Thursday, July 21, 2016

Elmer Kelton’s Cowboy Individualism

By David Boaz

John J. Miller of National Review introduces many of us to Elmer Kelton, who, he writes in an email, “may be the best writer you’ve never heard of.” Kelton, who died in August, wrote both classic and modern Westerns. And while he may not have written the Great American Novel, he just might have written the Great Texas Novel, The Time It Never Rained. It sounds like the story of a classic American:
The tale centers on Charlie Flagg, a stubborn rancher who battles the unyielding drought. He also resists the government’s relief programs with a determination that his friends find both admirable and strange. What emerges is the portrait of a rugged libertarian: “I just want to live by my own lights and be left the hell alone,” says Flagg.
The federal aid turns out to have bad consequences. It fuels inflation, turns neighbor against neighbor, and chips away at bedrock freedoms. Each time a rancher surrenders a piece of his independence, says Flagg, “he’s given up a little of his self-respect, a little of the pride he used to have in takin’ care of himself by himself.”

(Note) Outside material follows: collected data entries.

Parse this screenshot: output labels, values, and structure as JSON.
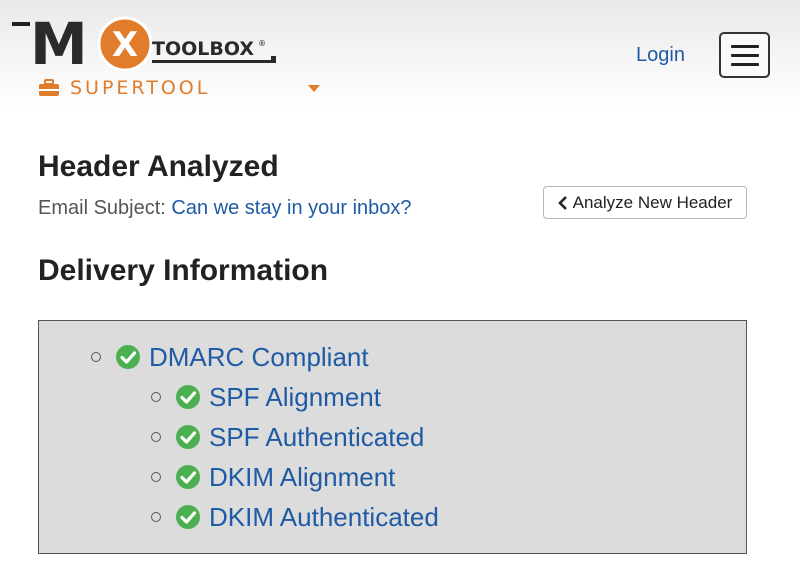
{
  "header": {
    "logo_text": "MXTOOLBOX",
    "logo_mark": "MX",
    "logo_word": "TOOLBOX",
    "product": "SUPERTOOL",
    "login": "Login"
  },
  "main": {
    "title": "Header Analyzed",
    "subject_label": "Email Subject:",
    "subject_value": "Can we stay in your inbox?",
    "analyze_button": "Analyze New Header",
    "section_title": "Delivery Information",
    "delivery_items": [
      {
        "label": "DMARC Compliant",
        "status": "pass",
        "level": 0
      },
      {
        "label": "SPF Alignment",
        "status": "pass",
        "level": 1
      },
      {
        "label": "SPF Authenticated",
        "status": "pass",
        "level": 1
      },
      {
        "label": "DKIM Alignment",
        "status": "pass",
        "level": 1
      },
      {
        "label": "DKIM Authenticated",
        "status": "pass",
        "level": 1
      }
    ]
  },
  "colors": {
    "brand_orange": "#e07c2a",
    "link_blue": "#1f5ba5",
    "pass_green": "#4caf50",
    "box_gray": "#dcdcdc"
  },
  "icons": {
    "check": "check-circle-icon",
    "menu": "hamburger-menu-icon",
    "toolbox": "toolbox-icon",
    "back": "chevron-left-icon"
  }
}
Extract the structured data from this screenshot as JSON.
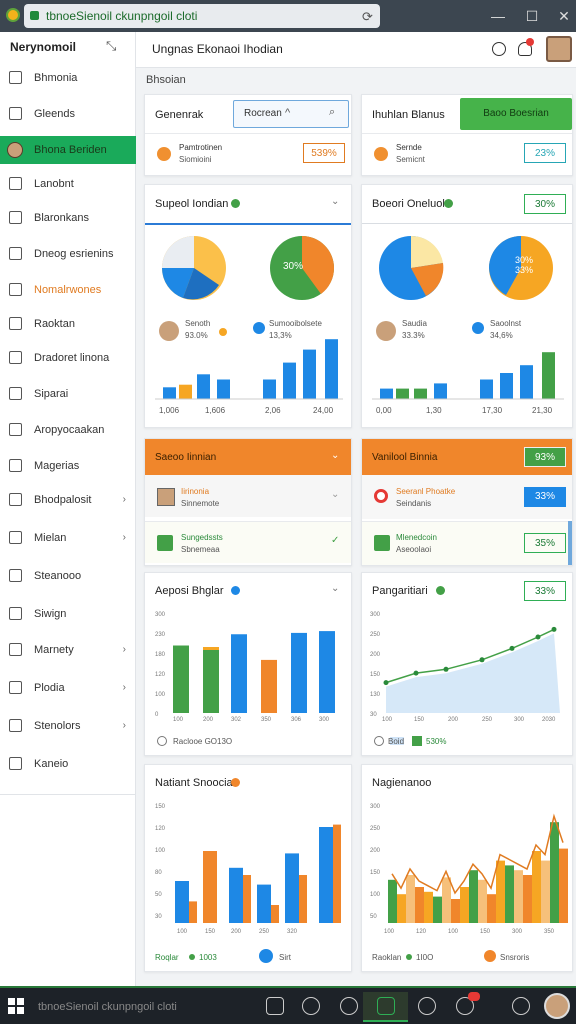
{
  "window": {
    "url": "tbnoeSienoil ckunpngoil cloti"
  },
  "sidebar": {
    "title": "Nerynomoil",
    "items": [
      {
        "label": "Bhmonia"
      },
      {
        "label": "Gleends"
      },
      {
        "label": "Bhona Beriden"
      },
      {
        "label": "Lanobnt"
      },
      {
        "label": "Blaronkans"
      },
      {
        "label": "Dneog esrienins"
      },
      {
        "label": "Nomalrwones"
      },
      {
        "label": "Raoktan"
      },
      {
        "label": "Dradoret linona"
      },
      {
        "label": "Siparai"
      },
      {
        "label": "Aropyocaakan"
      },
      {
        "label": "Magerias"
      },
      {
        "label": "Bhodpalosit"
      },
      {
        "label": "Mielan"
      },
      {
        "label": "Steanooo"
      },
      {
        "label": "Siwign"
      },
      {
        "label": "Marnety"
      },
      {
        "label": "Plodia"
      },
      {
        "label": "Stenolors"
      },
      {
        "label": "Kaneio"
      }
    ]
  },
  "header": {
    "title": "Ungnas Ekonaoi Ihodian"
  },
  "breadcrumb": "Bhsoian",
  "top": {
    "left": {
      "label": "Genenrak",
      "input": "Rocrean",
      "item_name": "Pamtrotinen",
      "item_sub": "Siomioini",
      "value": "539%"
    },
    "right": {
      "label": "Ihuhlan Blanus",
      "button": "Baoo Boesrian",
      "item_name": "Sernde",
      "item_sub": "Semicnt",
      "value": "23%"
    }
  },
  "p1": {
    "title": "Supeol Iondian",
    "pie_label": "30%",
    "p1_name": "Senoth",
    "p1_val": "93.0%",
    "p2_name": "Sumooibolsete",
    "p2_val": "13,3%",
    "axis": [
      "1,006",
      "1,606",
      "2,06",
      "24,00"
    ],
    "bars": [
      9,
      11,
      19,
      15,
      15,
      28,
      38,
      46
    ],
    "bar_colors": [
      "#1e88e5",
      "#f6a623",
      "#1e88e5",
      "#1e88e5",
      "#1e88e5",
      "#1e88e5",
      "#1e88e5",
      "#1e88e5"
    ]
  },
  "p2": {
    "title": "Boeori Oneluol",
    "badge": "30%",
    "pie_label": "30% 33%",
    "p1_name": "Saudia",
    "p1_val": "33.3%",
    "p2_name": "Saoolnst",
    "p2_val": "34,6%",
    "axis": [
      "0,00",
      "1,30",
      "17,30",
      "21,30"
    ],
    "bars": [
      8,
      8,
      8,
      12,
      15,
      20,
      26,
      36
    ],
    "bar_colors": [
      "#1e88e5",
      "#43a047",
      "#43a047",
      "#1e88e5",
      "#1e88e5",
      "#1e88e5",
      "#1e88e5",
      "#43a047"
    ]
  },
  "o1": {
    "header": "Saeoo Iinnian",
    "row1_name": "Iirinonia",
    "row1_sub": "Sinnemote",
    "row2_name": "Sungedssts",
    "row2_sub": "Sbnemeaa"
  },
  "o2": {
    "header": "Vanilool Binnia",
    "badge": "93%",
    "row1_name": "Seeranl Phoatke",
    "row1_sub": "Seindanis",
    "row1_val": "33%",
    "row2_name": "Mlenedcoin",
    "row2_sub": "Aseoolaoi",
    "row2_val": "35%"
  },
  "bar1": {
    "title": "Aeposi Bhglar",
    "yaxis": [
      "300",
      "230",
      "180",
      "120",
      "100",
      "0"
    ],
    "xaxis": [
      "100",
      "200",
      "302",
      "350",
      "306",
      "300"
    ],
    "footer": "Raclooe GO13O",
    "values": [
      150,
      140,
      175,
      118,
      178,
      182
    ]
  },
  "line1": {
    "title": "Pangaritiari",
    "badge": "33%",
    "yaxis": [
      "300",
      "250",
      "200",
      "150",
      "130",
      "30"
    ],
    "xaxis": [
      "100",
      "150",
      "200",
      "250",
      "300",
      "2030"
    ],
    "footer_a": "Boid",
    "footer_b": "530%",
    "values": [
      80,
      105,
      115,
      140,
      170,
      200,
      220
    ]
  },
  "bar2": {
    "title": "Natiant Snoocia",
    "yaxis": [
      "150",
      "120",
      "100",
      "80",
      "50",
      "30"
    ],
    "xaxis": [
      "100",
      "150",
      "200",
      "250",
      "320"
    ],
    "footer_a": "Roqlar",
    "footer_b": "1003",
    "footer_c": "Sirt",
    "blue": [
      35,
      0,
      46,
      32,
      58,
      80
    ],
    "orange": [
      18,
      60,
      40,
      15,
      40,
      82
    ]
  },
  "combo": {
    "title": "Nagienanoo",
    "yaxis": [
      "300",
      "250",
      "200",
      "150",
      "100",
      "50"
    ],
    "xaxis": [
      "100",
      "120",
      "100",
      "150",
      "300",
      "350"
    ],
    "footer_a": "Raoklan",
    "footer_b": "1I0O",
    "footer_c": "Snsroris"
  }
}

Kelton’s father might have preferred that he actually be a cowboy, but at least he became one of the great modern advocates of the cowboy ethic:
In 1995, based largely on the accomplishment of “The Time It Never Rained,” the Western Writers of America voted him the greatest western writer of all time. Finishing a distant second: Willa Cather.
Kelton may not have grown up to be a cowboy, but he devoted himself to explaining and defending the cowboy’s way of life. Last year, in the Texas Monthly, he observed that in certain circles the word “cowboy” has become a pejorative, as in “cowboy capitalism” or “cowboy diplomacy.” He responded by trying to explain “what the cowboy is and always has been—a common man in an uncommon profession, giving more than he receives, living by a code of conduct his detractors will never understand.”